Preliminary results from some adult stem cell research laboratories in late 1999 and early 2000 hinted that adult stem cells were every bit as powerful as their embryonic counterparts. Political and religious groups used this data to make the case that embryonic stem cell research was unnecessary. But other laboratories were unable to repeat the experiments, and a burst of new data refuted the original claims. As a result, few stem cell researchers today will say that adult stem cells are the sole answer for curing disease and physical dysfunction. Indeed, experts say the opposite embryonic stem cells have tremendous therapeutic potential.

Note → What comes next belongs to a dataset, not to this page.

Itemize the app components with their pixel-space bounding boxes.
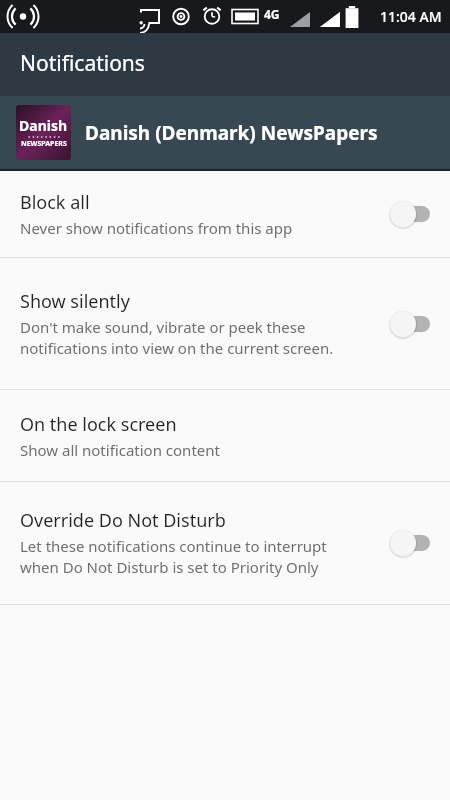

The final answers won't come any time soon. Cures may come from other disciplines of biology and some diseases may prove too stubborn to treat. Human stem cell research is in its infancy and is extremely fluid: results published in last year's scientific journals are quickly refuted this year. Biology yields its secrets grudgingly, and it is quite possible that a decade or more will pass before anything resembling a general theory of stem cell biology is articulated, and then only if research is allowed to proceed under open conditions. Our knowledge of human development relies on investigating both types of cells: prohibiting one line of research and not another is like asking Einstein to understand relativity without gazing at the stars or asking da Vinci to understand flight without watching birds.
A Glimpse of What Lies Ahead
What are stem cells? Can they cure diabetes or make a new heart? What is the scientific controversy that swirls around embryonic and adult stem cells? Which stem cell discoveries will develop into actual therapies? Which diseases will benefit, and how long will it take? If we aggressively pursue embryonic stem cell research, will human clones be far behind? Do we destroy a human being when we use an embryo for research?
The pages ahead provide the biological and scientific basics needed to explore the most recent advances and therapeutic applications of human stem cells. But a glimpse into biology and medicine provides only part of the answers. No area of science is so deeply interwoven with ethical concern. The final chapters cover the moral and political dimensions that, along with their medical promise, make stem cells front-page news. It is difficult to find a biologist who will say that stem cells alone hold the key to solving our most intractable diseases. But it is safe to say that no single area of biomedicine holds such great promise for improving human health.